Lost Landscapes Recreated

Downstream to Exeter Bridge c. 1724

This image is an artist’s impression and reconstruction based mainly on a 1723 engraving after William Stukeley.   The engraving is lacking in detail, and this has been put in to the buildings according to the architecture of the area and time. The Church tower built into the city wall is that of All Hallows on the Wall: the detail for this taken from William Schellinks drawing of 1662. The Church itself, just inside the city wall, was damaged by cannon shot during the Civil War and left to ruin; the tower remaining until the late 18th century, possibly as a lookout, until the New Bridge Street viaduct was cut through the city wall at this point, to link Fore Street directly to the newly built bridge which crossed the river at a different angle from the 13th century bridge shown here.  A later church of the same name was built on the Bartholomew Street graveyard in the 19th century.

The church to it’s right is St Mary Steps, and that to the right again is St Edmunds, the tower of which remains, ruined, on the Exe bridges roundabout today. There are artist’s images of the houses around St Edmunds, so these are accurately portrayed:  the Mill adjoining the bridge is probably Duckingstool Mill, the front based on images showing small sections of it’s rear view, and the Mill on it’s left is shown on maps of the time straddling the lower leat, and was possibly ‘The People’s Brewery’, the site later becoming that of The City Brewery.
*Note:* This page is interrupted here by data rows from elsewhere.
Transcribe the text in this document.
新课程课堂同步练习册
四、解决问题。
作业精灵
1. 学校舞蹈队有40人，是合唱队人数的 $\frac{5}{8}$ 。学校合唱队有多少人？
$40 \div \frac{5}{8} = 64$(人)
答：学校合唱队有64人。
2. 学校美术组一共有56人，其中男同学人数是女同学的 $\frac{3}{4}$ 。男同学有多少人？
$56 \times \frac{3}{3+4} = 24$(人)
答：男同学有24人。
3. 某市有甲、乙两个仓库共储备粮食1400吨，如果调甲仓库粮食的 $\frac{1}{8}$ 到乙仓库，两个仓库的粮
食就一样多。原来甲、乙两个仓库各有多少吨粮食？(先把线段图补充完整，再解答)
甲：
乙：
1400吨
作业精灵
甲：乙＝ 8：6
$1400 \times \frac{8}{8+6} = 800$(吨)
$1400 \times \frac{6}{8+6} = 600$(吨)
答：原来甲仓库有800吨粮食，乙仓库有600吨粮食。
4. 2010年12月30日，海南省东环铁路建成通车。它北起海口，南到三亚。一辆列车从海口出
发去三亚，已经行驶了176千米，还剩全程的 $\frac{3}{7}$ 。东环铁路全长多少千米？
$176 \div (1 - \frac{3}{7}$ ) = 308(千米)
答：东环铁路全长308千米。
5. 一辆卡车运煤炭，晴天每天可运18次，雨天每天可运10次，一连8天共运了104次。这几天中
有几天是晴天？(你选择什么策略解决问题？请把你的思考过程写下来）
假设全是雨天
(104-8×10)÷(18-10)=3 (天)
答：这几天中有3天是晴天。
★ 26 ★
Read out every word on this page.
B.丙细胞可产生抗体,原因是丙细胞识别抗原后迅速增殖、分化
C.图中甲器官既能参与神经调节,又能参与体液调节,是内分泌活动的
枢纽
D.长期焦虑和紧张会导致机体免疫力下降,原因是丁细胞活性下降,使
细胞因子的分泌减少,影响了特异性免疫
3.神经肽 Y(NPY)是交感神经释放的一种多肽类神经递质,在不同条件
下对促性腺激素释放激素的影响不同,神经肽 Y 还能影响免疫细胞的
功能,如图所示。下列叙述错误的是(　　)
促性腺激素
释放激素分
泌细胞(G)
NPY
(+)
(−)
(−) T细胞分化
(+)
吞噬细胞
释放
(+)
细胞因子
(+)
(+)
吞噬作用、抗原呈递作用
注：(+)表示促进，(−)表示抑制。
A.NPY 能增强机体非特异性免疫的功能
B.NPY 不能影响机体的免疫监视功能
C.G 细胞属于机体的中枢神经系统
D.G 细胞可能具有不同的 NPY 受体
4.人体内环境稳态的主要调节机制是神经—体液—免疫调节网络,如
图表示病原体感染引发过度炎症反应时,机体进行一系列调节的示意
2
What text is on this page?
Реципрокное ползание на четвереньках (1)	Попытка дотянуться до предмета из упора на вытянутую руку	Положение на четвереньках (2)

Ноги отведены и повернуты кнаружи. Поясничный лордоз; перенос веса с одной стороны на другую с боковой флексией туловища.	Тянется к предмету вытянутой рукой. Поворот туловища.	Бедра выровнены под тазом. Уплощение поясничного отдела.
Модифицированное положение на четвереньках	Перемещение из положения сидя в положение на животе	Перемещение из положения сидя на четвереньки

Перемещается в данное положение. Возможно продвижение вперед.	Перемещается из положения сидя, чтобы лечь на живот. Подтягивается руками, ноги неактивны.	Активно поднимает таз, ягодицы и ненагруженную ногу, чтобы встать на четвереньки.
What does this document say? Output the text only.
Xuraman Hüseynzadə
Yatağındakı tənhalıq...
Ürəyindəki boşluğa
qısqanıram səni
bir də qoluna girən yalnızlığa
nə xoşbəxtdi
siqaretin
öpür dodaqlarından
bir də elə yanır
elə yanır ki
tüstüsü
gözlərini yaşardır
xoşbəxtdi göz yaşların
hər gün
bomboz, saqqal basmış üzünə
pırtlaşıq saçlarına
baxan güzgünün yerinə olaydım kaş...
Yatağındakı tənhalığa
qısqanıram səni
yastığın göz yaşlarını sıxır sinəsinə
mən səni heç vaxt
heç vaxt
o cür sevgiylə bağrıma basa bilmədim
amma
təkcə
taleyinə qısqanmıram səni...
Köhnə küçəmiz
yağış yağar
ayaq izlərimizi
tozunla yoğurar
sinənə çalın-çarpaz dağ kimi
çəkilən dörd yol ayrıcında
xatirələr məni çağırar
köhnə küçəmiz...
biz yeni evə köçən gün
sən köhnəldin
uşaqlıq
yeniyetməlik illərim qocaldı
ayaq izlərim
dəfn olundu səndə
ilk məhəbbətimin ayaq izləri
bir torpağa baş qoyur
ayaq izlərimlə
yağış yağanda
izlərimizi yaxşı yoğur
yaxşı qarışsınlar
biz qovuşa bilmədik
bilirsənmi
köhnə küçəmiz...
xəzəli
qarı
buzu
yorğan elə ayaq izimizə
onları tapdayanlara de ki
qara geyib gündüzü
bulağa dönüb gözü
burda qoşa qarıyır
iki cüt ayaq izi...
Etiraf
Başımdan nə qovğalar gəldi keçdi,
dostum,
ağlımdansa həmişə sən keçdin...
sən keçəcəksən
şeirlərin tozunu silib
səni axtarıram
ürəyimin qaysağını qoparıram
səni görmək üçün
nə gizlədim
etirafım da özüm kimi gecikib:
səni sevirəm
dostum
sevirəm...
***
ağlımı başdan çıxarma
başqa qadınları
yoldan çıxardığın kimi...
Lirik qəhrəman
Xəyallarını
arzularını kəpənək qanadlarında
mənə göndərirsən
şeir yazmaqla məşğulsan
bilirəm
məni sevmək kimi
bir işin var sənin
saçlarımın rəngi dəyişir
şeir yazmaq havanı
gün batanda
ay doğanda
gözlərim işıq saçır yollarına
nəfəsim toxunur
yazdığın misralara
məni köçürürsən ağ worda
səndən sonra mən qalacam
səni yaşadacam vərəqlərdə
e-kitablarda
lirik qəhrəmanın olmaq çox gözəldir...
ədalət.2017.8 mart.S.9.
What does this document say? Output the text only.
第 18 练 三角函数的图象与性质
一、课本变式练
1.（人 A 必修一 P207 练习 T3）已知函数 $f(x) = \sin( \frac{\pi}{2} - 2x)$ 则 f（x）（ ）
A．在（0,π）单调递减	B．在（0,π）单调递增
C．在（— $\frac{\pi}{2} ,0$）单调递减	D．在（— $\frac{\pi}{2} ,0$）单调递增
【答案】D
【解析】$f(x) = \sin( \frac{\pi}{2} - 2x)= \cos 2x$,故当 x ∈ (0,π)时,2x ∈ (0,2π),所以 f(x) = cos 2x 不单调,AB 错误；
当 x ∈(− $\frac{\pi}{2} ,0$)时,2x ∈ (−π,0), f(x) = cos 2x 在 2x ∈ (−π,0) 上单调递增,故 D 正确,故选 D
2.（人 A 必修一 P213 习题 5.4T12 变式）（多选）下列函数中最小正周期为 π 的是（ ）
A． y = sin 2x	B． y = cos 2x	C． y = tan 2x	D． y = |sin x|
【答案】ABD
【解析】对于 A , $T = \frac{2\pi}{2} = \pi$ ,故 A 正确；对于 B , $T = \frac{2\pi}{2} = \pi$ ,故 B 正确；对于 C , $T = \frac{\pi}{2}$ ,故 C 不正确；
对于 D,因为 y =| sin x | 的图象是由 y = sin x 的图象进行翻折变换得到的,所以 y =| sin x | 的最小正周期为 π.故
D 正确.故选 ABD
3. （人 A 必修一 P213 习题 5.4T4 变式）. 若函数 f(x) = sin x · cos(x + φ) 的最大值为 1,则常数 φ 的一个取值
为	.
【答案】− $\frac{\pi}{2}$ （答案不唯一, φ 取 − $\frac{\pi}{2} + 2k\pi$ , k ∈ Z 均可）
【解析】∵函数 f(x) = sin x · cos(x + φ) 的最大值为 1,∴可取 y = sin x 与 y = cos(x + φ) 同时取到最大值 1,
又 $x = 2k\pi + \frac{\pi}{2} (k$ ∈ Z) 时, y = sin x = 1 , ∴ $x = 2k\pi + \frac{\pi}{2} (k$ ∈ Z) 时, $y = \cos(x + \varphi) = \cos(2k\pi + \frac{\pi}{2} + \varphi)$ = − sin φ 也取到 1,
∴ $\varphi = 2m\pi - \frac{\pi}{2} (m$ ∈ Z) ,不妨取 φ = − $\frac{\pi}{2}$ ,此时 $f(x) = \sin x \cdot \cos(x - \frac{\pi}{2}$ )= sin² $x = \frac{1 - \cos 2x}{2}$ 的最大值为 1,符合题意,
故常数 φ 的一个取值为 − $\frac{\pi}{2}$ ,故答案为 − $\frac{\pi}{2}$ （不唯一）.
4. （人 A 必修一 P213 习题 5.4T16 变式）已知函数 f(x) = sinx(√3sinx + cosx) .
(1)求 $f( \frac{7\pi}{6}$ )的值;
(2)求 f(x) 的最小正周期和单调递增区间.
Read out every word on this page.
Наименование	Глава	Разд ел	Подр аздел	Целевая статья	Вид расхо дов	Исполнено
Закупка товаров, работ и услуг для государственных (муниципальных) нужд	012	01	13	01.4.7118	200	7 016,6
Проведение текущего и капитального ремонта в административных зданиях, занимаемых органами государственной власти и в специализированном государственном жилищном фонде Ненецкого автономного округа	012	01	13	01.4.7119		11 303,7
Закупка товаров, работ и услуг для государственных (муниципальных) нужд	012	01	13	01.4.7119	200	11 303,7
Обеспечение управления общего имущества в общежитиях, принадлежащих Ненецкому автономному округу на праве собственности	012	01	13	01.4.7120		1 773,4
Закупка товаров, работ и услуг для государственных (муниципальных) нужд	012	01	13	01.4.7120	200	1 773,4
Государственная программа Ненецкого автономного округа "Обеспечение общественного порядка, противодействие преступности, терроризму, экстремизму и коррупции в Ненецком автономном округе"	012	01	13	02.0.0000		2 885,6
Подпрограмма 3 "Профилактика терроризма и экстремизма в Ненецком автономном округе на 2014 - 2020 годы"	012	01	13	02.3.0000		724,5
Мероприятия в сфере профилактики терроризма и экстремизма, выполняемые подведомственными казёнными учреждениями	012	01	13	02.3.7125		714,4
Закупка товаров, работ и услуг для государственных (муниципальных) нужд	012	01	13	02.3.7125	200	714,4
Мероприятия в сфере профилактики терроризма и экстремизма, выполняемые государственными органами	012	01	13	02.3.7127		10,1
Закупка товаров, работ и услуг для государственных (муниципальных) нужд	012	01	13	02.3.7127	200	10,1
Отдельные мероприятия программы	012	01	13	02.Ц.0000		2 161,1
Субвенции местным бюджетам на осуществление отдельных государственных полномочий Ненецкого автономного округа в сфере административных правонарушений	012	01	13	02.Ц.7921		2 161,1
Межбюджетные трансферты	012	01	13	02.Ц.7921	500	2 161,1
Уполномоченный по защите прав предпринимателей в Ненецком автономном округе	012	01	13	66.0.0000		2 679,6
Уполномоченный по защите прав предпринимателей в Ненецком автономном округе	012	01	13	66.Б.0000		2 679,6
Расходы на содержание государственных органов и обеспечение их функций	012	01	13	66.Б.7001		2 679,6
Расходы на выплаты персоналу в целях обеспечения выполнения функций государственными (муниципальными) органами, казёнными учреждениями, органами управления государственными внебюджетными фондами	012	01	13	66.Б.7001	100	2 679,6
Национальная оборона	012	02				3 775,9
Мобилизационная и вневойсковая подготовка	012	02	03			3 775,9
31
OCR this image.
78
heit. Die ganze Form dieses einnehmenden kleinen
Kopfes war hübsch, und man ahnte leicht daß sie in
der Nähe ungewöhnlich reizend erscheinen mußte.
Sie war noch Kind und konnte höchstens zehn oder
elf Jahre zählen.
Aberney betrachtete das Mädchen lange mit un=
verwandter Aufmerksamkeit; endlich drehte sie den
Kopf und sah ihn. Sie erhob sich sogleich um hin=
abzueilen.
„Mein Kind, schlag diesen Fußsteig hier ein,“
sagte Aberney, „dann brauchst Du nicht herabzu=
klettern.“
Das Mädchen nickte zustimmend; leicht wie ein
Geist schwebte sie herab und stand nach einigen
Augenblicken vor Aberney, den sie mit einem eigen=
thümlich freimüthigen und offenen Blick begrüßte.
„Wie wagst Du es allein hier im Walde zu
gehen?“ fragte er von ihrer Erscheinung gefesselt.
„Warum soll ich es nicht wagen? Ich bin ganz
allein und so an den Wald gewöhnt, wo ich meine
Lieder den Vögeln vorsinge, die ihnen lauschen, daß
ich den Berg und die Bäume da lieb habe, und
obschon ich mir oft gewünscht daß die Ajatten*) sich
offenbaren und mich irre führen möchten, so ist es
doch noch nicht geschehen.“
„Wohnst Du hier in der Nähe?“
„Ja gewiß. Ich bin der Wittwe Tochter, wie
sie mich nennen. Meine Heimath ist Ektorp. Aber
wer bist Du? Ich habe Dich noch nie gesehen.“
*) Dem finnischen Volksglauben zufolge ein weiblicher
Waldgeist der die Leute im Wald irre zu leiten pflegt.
The Mill and houses on Exe Island, along the leat to the left are based on map evidence from the time, as are those on Frog Street, leading up the slope towards St Edmunds, but these are also based on photos of the old houses that were there before they were taken down to make way for the inner by- pass. The Higher leat runs behind these houses.

For details of the bridge, please refer to the text accompanying ‘Exeter Bridge c.1750’.

The houses on the St Thomas side have again been put in from the footprints on old maps – often inaccurate – and the architecture of the time.

Once again, Molesworth the cat appears in one of his previous lives.

The viewpoint is from Okehampton Street, on the West bank of the river.